The mistranslation of the word as ‘kill’ includes these translations: Wycliffe Bible (1395), Tyndale (1536), the Bishop’s Bible (1568), the Geneva Bible (1599), Douay-Rheims (1610), KJV (1611), ASV, RSV, NAB, and NJB.
The translations that correctly translate the word as ‘murder’ include: NRSV, NKJV, NLT, NIV, NIRV, NASB, NABRE, LEB, ISV, HCSB, GNB, ESV, Complete Jewish Bible, YLT, and REB.
Why is ‘kill’ a mistranslation? The Hebrew uses the word, rasah, which is a specific word for murder in the 6th commandment. This does not prohibit capital punishment, but is in harmony with Gen 9:6. Rasah is not a general word for ‘kill’ as we have in English.
The next chapter of Exodus gives an example that demonstrates Ex 20:13 does not refer to general killing: ‘Anyone who strikes a person with a fatal blow is to be put to death’ (Ex 21:12 NIV).
We need to remember that God is not against killing: ‘… without the shedding of blood there is no forgiveness’ (Heb 9:22 NIV).
As Professor Berel Lang of Trinity College in Hartford, Connecticut (USA) has noted:
“The original Hebrew, lo tirtsah., is very clear, since the verb ratsah. means ‘murder,’ not ‘kill.’ If the commandment proscribed killing as such, it would position Judaism against capital punishment and make it pacifist even in wartime.
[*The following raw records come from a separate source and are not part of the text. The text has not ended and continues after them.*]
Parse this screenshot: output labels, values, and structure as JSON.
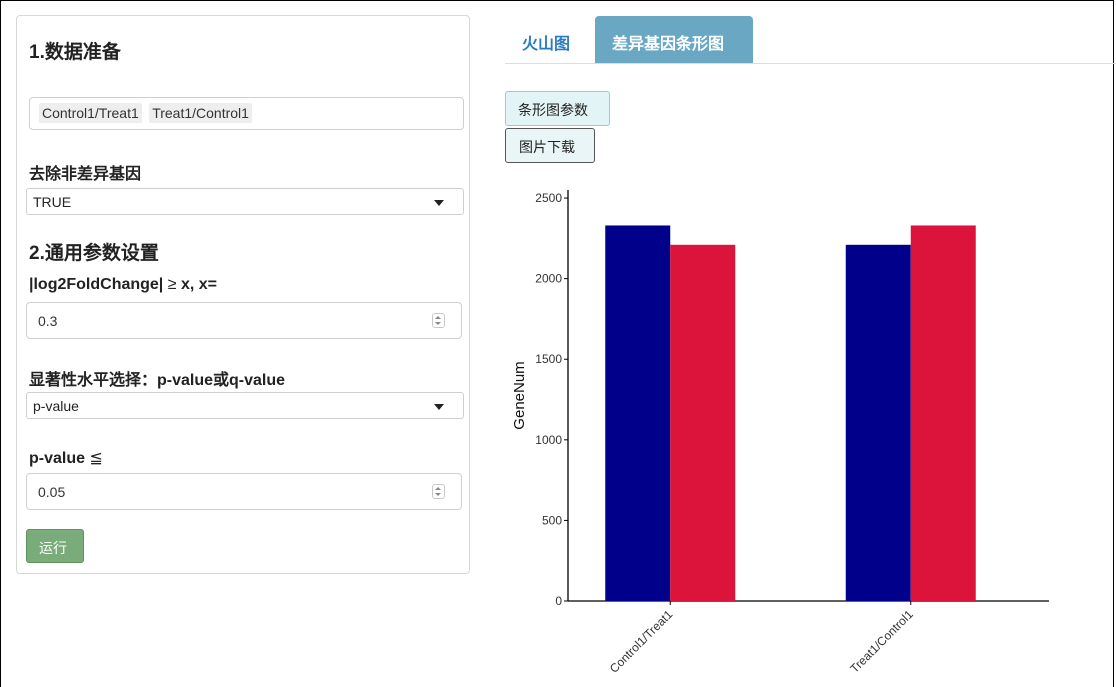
{
  "left_panel": {
    "section1_title": "1.数据准备",
    "comparisons": [
      "Control1/Treat1",
      "Treat1/Control1"
    ],
    "remove_nondiff_label": "去除非差异基因",
    "remove_nondiff_value": "TRUE",
    "section2_title": "2.通用参数设置",
    "lfc_label_bold": "|log2FoldChange|",
    "lfc_label_sym": " ≥ ",
    "lfc_label_tail": "x, x=",
    "lfc_value": "0.3",
    "sig_label": "显著性水平选择：p-value或q-value",
    "sig_value": "p-value",
    "pvalue_label_bold": "p-value",
    "pvalue_label_sym": " ≦",
    "pvalue_value": "0.05",
    "run_button": "运行"
  },
  "tabs": [
    {
      "label": "火山图",
      "active": false
    },
    {
      "label": "差异基因条形图",
      "active": true
    }
  ],
  "buttons": {
    "bar_params": "条形图参数",
    "download": "图片下载"
  },
  "colors": {
    "series_up": "#00008b",
    "series_down": "#dc143c",
    "tab_active": "#6aa7c3",
    "run_button": "#7aab7a"
  },
  "chart_data": {
    "type": "bar",
    "categories": [
      "Control1/Treat1",
      "Treat1/Control1"
    ],
    "series": [
      {
        "values": [
          2330,
          2210
        ],
        "color": "#00008b"
      },
      {
        "values": [
          2210,
          2330
        ],
        "color": "#dc143c"
      }
    ],
    "ylabel": "GeneNum",
    "yticks": [
      0,
      500,
      1000,
      1500,
      2000,
      2500
    ],
    "ylim": [
      0,
      2550
    ],
    "grid": false
  }
}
These may be defensible or admirable views, but they’re certainly not biblical” (cited in Andrew Holt PhD).
3. Conclusion
There would be a substantial contradiction created by God if his command was, ‘You shall not kill’, as God Himself ordered the killing of many people, Israelites and Gentiles in the OT.
The exegesis of Ex 20:13 and Matt 19:18 demonstrates that the correct translation is, ‘You shall not murder’ and not ‘you shall not kill’.
Both medical science and Scripture confirm that the life of a human being begins at conception/implantation. See my articles:
Abortion and Life: A Christian Perspective
The Church Fathers on Abortion
When an abortion goes horribly wrong
Therefore, I conclude that abortion, euthanasia and assisted suicide involve the murder of a human being and should be criminal offences.